Doku bağışıklığı

Doku bağışıklığı, dokuların belirli mikroorganizmaların veya bunların metabolik ürünlerinin vereceği hasara karşı genetik olarak belirlenen bağışıklığıdır. Bu tür bağışıklık, vücudun enfeksiyonlardan ve diğer hastalıklardan korunmasında önemli bir rol oynar.

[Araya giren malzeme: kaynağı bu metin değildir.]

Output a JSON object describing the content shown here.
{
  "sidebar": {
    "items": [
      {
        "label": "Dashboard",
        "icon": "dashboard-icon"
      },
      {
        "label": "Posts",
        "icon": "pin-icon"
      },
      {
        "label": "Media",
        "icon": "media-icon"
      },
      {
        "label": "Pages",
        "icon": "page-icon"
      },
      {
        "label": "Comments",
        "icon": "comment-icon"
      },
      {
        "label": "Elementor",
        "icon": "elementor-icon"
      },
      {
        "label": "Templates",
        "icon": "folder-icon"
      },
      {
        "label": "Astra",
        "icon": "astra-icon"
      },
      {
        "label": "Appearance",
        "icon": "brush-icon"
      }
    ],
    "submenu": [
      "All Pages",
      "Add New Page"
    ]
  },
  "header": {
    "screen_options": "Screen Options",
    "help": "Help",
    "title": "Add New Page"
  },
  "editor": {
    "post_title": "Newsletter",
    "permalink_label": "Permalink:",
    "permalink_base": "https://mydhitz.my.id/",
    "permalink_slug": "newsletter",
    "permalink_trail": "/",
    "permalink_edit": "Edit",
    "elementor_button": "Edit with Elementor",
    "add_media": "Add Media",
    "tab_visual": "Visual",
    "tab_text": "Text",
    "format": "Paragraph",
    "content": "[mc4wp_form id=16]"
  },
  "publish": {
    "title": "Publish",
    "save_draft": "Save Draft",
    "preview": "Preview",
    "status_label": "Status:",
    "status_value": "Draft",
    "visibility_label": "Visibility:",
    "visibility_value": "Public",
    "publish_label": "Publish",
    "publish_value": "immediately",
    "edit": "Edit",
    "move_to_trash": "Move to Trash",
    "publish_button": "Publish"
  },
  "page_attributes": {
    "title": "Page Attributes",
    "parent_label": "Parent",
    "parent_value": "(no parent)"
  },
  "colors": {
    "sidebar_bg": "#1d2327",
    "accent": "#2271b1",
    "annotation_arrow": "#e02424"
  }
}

Doku bağışıklığı çeşitli mekanizmalarla sağlanır. Birincisi, yabancı antijenleri tanıyan ve bunları T lenfositlerine sunan, antijen sunan hücreler adı verilen özel hücrelerin varlığıdır. Daha sonra T lenfositleri aktive edilir ve bağışıklık tepkisini düzenleyen sitokinler üretmeye başlar. İkinci olarak bağışıklık sisteminin kendi dokusunu yabancı dokudan ayırt etmesini sağlayan doku tanıma sistemi de bulunmaktadır.

Doku bağışıklığının bir örneği, gecikmiş tipte aşırı duyarlılık reaksiyonudur. Bu durumda antijen vücuda girer ancak bağışıklık sistemi tarafından yabancı olarak tanınmaz. Bunun yerine makrofajları ve T hücrelerini aktive eden sitokinlerin üretimini indükleyerek antijen enjeksiyon bölgesinde iltihaba yol açar. Bu iltihaplanma kontrol edilmezse doku tahribatına yol açabilir.

Doku bağışıklığının bir başka örneği de immünolojik toleranstır. Bu, bağışıklık sisteminin kendi dokularını yabancı olarak tanımama yeteneğidir. Bunun nedeni, antijenleri tanımada görev alan hücrelerin tanınmaları için gerekli molekülleri ifade etmemeleridir. Böylece bağışıklık sistemi kendi dokularına tepki vermez ve otoimmün hastalıklara neden olmaz.

Doku bağışıklığı enfeksiyonlara karşı korunmada önemli bir rol oynasa da istenmeyen reaksiyonlara da yol açabilir. Örneğin yabancı dokulara karşı doku bağışıklığı olan bir donörden organ ve doku nakli yapıldığında ret reaksiyonları ortaya çıkabilmektedir. Ayrıca HIV gibi bazı virüsler çoğalmak için doku bağışıklığını kullanabilir.



Doku bağışıklığı kazanılmış bağışıklıkla karıştırılmamalıdır çünkü iki temel noktaya dayanmaktadır: genetik yatkınlık ve belirli bir organ veya dokuya zarar veren ajanlar tarafından verilen hasar. Bu tür bağışıklık antikorlarla ilişkili değildir ancak onlarla yakından ilişkilidir.

“Doku” kavramı başlangıçta, kalıtsal antikorların ortaya çıkmasından önce spesifik olmayan direnç mekanizmalarının baskın olması nedeniyle kullanıldı. Esasen, artık spesifik olmayan bağışıklık veya doğuştan gelen (doğuştan gelen) bağışıklık savunmaları olarak adlandırılan şey, doğuştan gelen bağışıklığın kendini gösterdiği birincil yoldur. Bunlar arasında hayvanın vücudunun yabancı maddelere karşı doğuştan gelen duyarsızlığı da vardır.